The Australian one is spaced out because they have so much land they don’t care. So I still don’t get your point.
I think you are the one off by orders of magnitude, because you are confusing panel capacity with generation. Just to double check that, do you agree a single 400w panel generates conservatively 1800w/day ?
Yes we have installed enough panels to power the whole world many times over. But they aren’t connected… again that is my point.
There are HVDC cables in use all over the place. That tech is very much process out. Do you get what a 3GW line can do? It can deliver 72GWh in a day.
EDIT
I’ve realised rather belatedly you are just a troll. Apologise for the overfeed.
> I’m convinced you don’t understand my words. Is English your second language?
It is, but it's not a language problem here… The problem is that all you write is nonsense!
For instance:
> The Australian one is spaced out because they have so much land they don’t care.
Like the I know the real estate in the Australian desert must be cheap, but why spend a HUNDRED TIME too much money on real estate just because it's cheap? You think the project financiers are completely dumb? Why can't you even imagine that your calculation is broken?
> Just to double check that, do you agree a single 400w panel generates conservatively 1800w/day ?
Come on. I don't know if I should laugh or sigh at this point.
> Yes we have installed enough panels to power the whole world many times over. But they aren’t connected… again that is my point.
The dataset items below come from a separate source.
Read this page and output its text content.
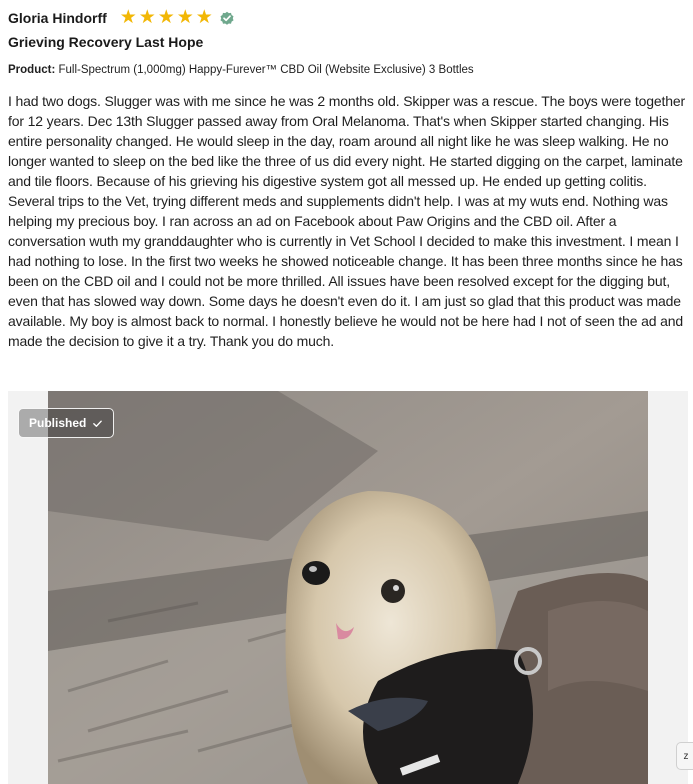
Gloria Hindorff ★ ★ ★ ★ ★
Grieving Recovery Last Hope
Product: Full-Spectrum (1,000mg) Happy-Furever™ CBD Oil (Website Exclusive) 3 Bottles
I had two dogs. Slugger was with me since he was 2 months old. Skipper was a rescue. The boys were together for 12 years. Dec 13th Slugger passed away from Oral Melanoma. That's when Skipper started changing. His entire personality changed. He would sleep in the day, roam around all night like he was sleep walking. He no longer wanted to sleep on the bed like the three of us did every night. He started digging on the carpet, laminate and tile floors. Because of his grieving his digestive system got all messed up. He ended up getting colitis. Several trips to the Vet, trying different meds and supplements didn't help. I was at my wuts end. Nothing was helping my precious boy. I ran across an ad on Facebook about Paw Origins and the CBD oil. After a conversation wuth my granddaughter who is currently in Vet School I decided to make this investment. I mean I had nothing to lose. In the first two weeks he showed noticeable change. It has been three months since he has been on the CBD oil and I could not be more thrilled. All issues have been resolved except for the digging but, even that has slowed way down. Some days he doesn't even do it. I am just so glad that this product was made available. My boy is almost back to normal. I honestly believe he would not be here had I not of seen the ad and made the decision to give it a try. Thank you do much.
Published
z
Is there a sentience life behind this account or is it a markov chain language model? If there is, please take a big breath and think about what you just wrote. Seriously.
> Do you get what a 3GW line can do? It can deliver 72GWh in a day.
7.2⋅10¹⁰Wh/day, compared to the 8⋅10¹³Wh/day that the humanity consumes. That's 3 orders of magnitude off, that's how much you'd need to scale it up. Scale ISS by 3 orders of magnitude and you have a spaceship that's 5 times bigger than a Nimitz-class aircraft carrier, to keep the space colonization analogy. Scale the (provisional) budget required by this project by 3 orders of magnitude, and you get one year worth of US GDP. That's how non-trivial this is.
You should try and learn to manipulate orders of magnitudes, because that's a skill you're lacking and it really shows. The scales involved in such a discussion are so big you cannot rely on your intuitive sense of scale.
That's a stupid metric, especially when you consider that the limit between the Pacific and Antarctic Ocean is completely arbitrary.
Just spin it and you'll see what I mean: https://earth3dmap.com/3d-globe/
It doesn't really matter if you have some daylight remaining in the Americas while the sun is rising in Asia, all the solar energy is going to over the Pacific and will be for hours before it fully reaches Asia.
> Agree the connection part would be tricky
It would be “tricky” in the same way space colonization would be “tricky”… Like not entirely theoretically impossible, but still very far from what's practical today.